The Importance of an Organized Shop

Every decoration business has a different setup and workspace. However, every shop has the need to properly organize their production space so that orders flow as smoothly as possible in and out the door. Custom printing and embroidery businesses vary greatly in size as far as production space and labor. Most mom and pop shops start their business out of their garage, basement, or even a spare bedroom. Whereas some printing shops have a 10,000 square foot warehouse. Each type of production location comes with its own set of hurdles to overcome and often takes some problem solving skills. Electricity, running water, temperature and humidity control are just a few factors that typically have to be addressed in every production space. Organization and temperature/humidity controlling a shop will affect the production speed for orders and thus affect the bottom line of the business. So making sure that your shop is set up ideally for your employees will make them happier, and save/make you more money. 

The Production Space

The production space of a screen printing shop is where all of the primary equipment (presses, conveyor & flash dryers) is stored. Each shop has a different amount of presses, dryers, and amount of space to work. So, the way production space is organized includes many factors to consider. The first factor is where the electricity and/or natural gas is located in the production area. Conveyor dryers take up a lot of power and typically need to be wired directly into an electrical panel or run off of natural gas and thus have to be located near a gas line.
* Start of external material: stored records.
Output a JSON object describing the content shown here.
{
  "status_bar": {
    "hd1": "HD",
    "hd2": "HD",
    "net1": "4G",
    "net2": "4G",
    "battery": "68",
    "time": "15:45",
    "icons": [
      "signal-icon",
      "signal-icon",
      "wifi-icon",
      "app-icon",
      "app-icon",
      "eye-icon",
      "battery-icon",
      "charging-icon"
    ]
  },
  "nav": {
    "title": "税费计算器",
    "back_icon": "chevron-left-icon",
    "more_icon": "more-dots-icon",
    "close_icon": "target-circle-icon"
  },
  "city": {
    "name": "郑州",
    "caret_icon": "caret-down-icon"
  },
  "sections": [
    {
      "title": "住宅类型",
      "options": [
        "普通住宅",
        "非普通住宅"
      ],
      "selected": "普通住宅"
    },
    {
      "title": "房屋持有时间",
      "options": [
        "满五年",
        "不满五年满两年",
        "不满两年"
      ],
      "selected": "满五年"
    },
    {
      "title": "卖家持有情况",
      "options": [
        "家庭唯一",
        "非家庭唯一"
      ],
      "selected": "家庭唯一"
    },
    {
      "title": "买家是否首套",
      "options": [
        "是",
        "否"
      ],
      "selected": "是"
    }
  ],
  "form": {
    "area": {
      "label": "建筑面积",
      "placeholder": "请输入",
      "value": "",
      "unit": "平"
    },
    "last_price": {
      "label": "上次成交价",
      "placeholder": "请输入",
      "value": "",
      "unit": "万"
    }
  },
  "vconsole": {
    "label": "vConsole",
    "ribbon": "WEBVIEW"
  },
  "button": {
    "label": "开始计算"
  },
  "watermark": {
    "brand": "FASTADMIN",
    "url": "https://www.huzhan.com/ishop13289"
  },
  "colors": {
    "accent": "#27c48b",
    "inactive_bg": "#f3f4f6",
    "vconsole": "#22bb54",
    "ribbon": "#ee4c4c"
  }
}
While the location of power dictates where equipment will be located, it is common to have to hire an electrician or HVAC company to help potentially relocate your source of power so that your production space can be better organized. However, at the end of the day most equipment is going to be lined up the same way. The conveyor dryer is located next to the take-off location of the printing press with the flash dryer being located where a station/screen is located on the press. It is common for multiple presses to feed one conveyor dryer. So, sometimes a shop will locate a press on either side of a conveyor dryer that can cure products from two presses the same time. 

Darkroom

Screen printing shops typically must have multiple rooms in order for everything to flow smoothly. One of the most important parts of a screen printing shop is the darkroom, also referred to as the screen room. The darkroom is where screens are: coated with emulsion, exposed using an exposure unit, and stored to keep them clean and away from UV light. Screen printing revolves around / all starts with making screens (stencils), and a darkroom that is not properly setup or has the right conditions can lead to problems when it comes to preparing screens for printing. A darkroom must not have any UV light coming into the room to prevent unexposed coated screens from becoming exposed. The room also must be temperature and humidity controlled as too much temperature or humidity can lead to many different types of problems. It’s a good idea to locate a dehumidifier in your darkroom to keep the screens as dry as possible. 

Washout Room

The washout room is where screens are either washed out to create a stencil ready for printing or to reclaim a screen and get it ready to be re-coated with emulsion. The washout room is sometimes located in the same area as the darkroom, but is not optimal because of how much water and humidity is produced from cleaning screens. The room must have running water and a drainage solution of some kind. The room itself typically contains a large industrial sink and power washer at minimum. Larger shops will often have an air compressor, dip tanks, and other tools/equipment for making cleaning screens easier. Cleaning screens is typically the least fun part of the entire printing process and thus a well organized washout room can make the situation better for the person in charge of screens.